Only this: Our story ends well, because we have the victory in Jesus Christ. Your story ends well, when you claim the victory of Jesus Christ. Of course, our stories do not always end well in this life. Jesus himself was murdered, as were many of his disciples. Orphans die, retirement accounts tank, poverty continues. But in Christ, we have the victory -- Take heart! I have overcome the world. (John 16:33) The hope we have in Christ does not rest on "something better" coming along. The "something better" has already come in the person of our Lord and Savior Jesus Christ, who does not give as the world gives, and therefore we need not be afraid (John 14:27). The hope we have in Him is secure, and it is our only assurance that our story will indeed end well.
Tuesday, February 3, 2009
I've been hearing a lot of platitudes lately. People are losing their jobs, struggling with finances, and dealing with the realities of life in a crappy economy. In response to this, their friends, acquaintances, and facebook strangers are offering plenty of "Chicken Soup for the Soul" flavored responses. Not that there's anything wrong with trying to cheer up a friend or offer a bit of hope. But I guess that's where I take issue with the "Chin up, Charlie" crowd: Are you really offering hope? Or just empty promises and false prophecies?

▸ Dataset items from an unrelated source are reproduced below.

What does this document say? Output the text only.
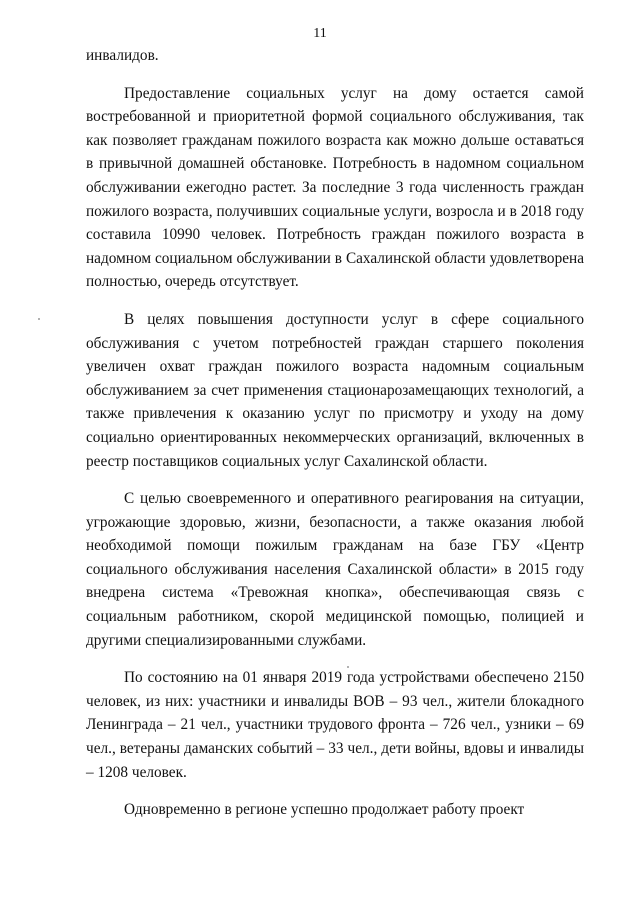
11

инвалидов.

Предоставление социальных услуг на дому остается самой востребованной и приоритетной формой социального обслуживания, так как позволяет гражданам пожилого возраста как можно дольше оставаться в привычной домашней обстановке. Потребность в надомном социальном обслуживании ежегодно растет. За последние 3 года численность граждан пожилого возраста, получивших социальные услуги, возросла и в 2018 году составила 10990 человек. Потребность граждан пожилого возраста в надомном социальном обслуживании в Сахалинской области удовлетворена полностью, очередь отсутствует.

В целях повышения доступности услуг в сфере социального обслуживания с учетом потребностей граждан старшего поколения увеличен охват граждан пожилого возраста надомным социальным обслуживанием за счет применения стационарозамещающих технологий, а также привлечения к оказанию услуг по присмотру и уходу на дому социально ориентированных некоммерческих организаций, включенных в реестр поставщиков социальных услуг Сахалинской области.

С целью своевременного и оперативного реагирования на ситуации, угрожающие здоровью, жизни, безопасности, а также оказания любой необходимой помощи пожилым гражданам на базе ГБУ «Центр социального обслуживания населения Сахалинской области» в 2015 году внедрена система «Тревожная кнопка», обеспечивающая связь с социальным работником, скорой медицинской помощью, полицией и другими специализированными службами.

По состоянию на 01 января 2019 года устройствами обеспечено 2150 человек, из них: участники и инвалиды ВОВ – 93 чел., жители блокадного Ленинграда – 21 чел., участники трудового фронта – 726 чел., узники – 69 чел., ветераны даманских событий – 33 чел., дети войны, вдовы и инвалиды – 1208 человек.

Одновременно в регионе успешно продолжает работу проект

The most common platitude I've been hearing, especially among Christians, is "Everything happens for a reason." This idea gets passed off as being spiritual and Godly, and while I suppose you could squeeze this phrase from some verses in the Bible if you had no regard for context, I don't find this idea to be particularly Biblical. Maybe that's because it is usually accompanied by a further half-truth, "I'm sorry [insert unfavorable event here] happened, but that just means there's something better out there for you."

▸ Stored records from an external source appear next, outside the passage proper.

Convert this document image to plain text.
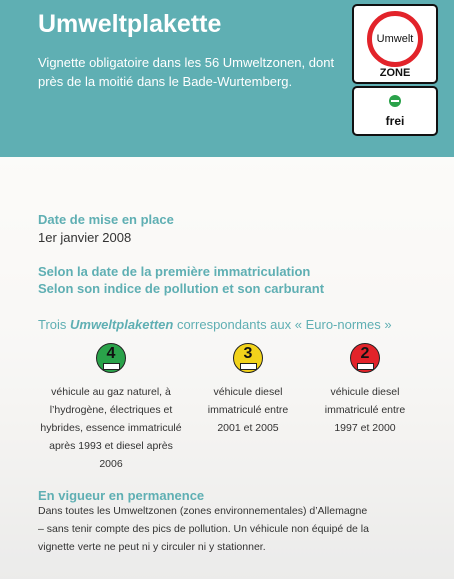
Umweltplakette
Vignette obligatoire dans les 56 Umweltzonen, dont près de la moitié dans le Bade-Wurtemberg.
Umwelt
ZONE
frei
Date de mise en place
1er janvier 2008
Selon la date de la première immatriculation
Selon son indice de pollution et son carburant
Trois Umweltplaketten correspondants aux « Euro-normes »
4
véhicule au gaz naturel, à
l’hydrogène, électriques et
hybrides, essence immatriculé
après 1993 et diesel après
2006
3
véhicule diesel
immatriculé entre
2001 et 2005
2
véhicule diesel
immatriculé entre
1997 et 2000
En vigueur en permanence
Dans toutes les Umweltzonen (zones environnementales) d’Allemagne
– sans tenir compte des pics de pollution. Un véhicule non équipé de la
vignette verte ne peut ni y circuler ni y stationner.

I have a few issues with this mentality. First of all, although I firmly believe in God's sovereignty over all creation, I don't think that there is some specific, predetermined reason for every bad thing that happens in our lives, apart from the fact that we live in a broken world. I don't believe, like some folks, that the reason Hurricane Katrina happened was so that people would turn from their sinful ways and seek God. And as much as I love The Sound of Music, I am not entirely convinced that "when God closes a door, He always opens a window." I hate to say this, but quite honestly if you just lost your job in this economy there might not be something better coming along.

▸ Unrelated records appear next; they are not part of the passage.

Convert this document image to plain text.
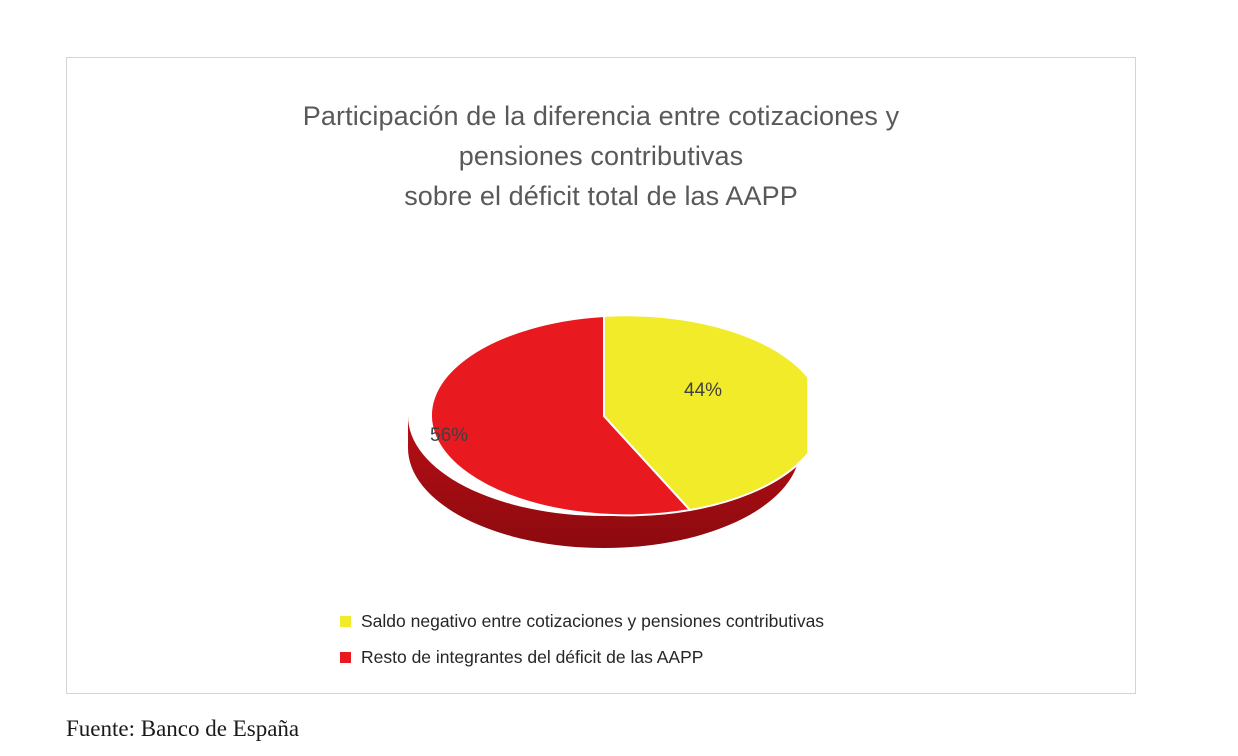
Participación de la diferencia entre cotizaciones y
pensiones contributivas
sobre el déficit total de las AAPP
44%
56%
Saldo negativo entre cotizaciones y pensiones contributivas
Resto de integrantes del déficit de las AAPP
Fuente: Banco de España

This post is getting depressing so I should probably just stop here. I'll end by saying that although I don't believe that there is a good reason for every crappy thing that happens, I absolutely believe that nothing, nothing, is beyond God's redemption. Tomorrow I'll write about why God's redemption is not necessarily "something better coming along," or at least not from the perspective of our upper-middle-class privileged American suburban lives.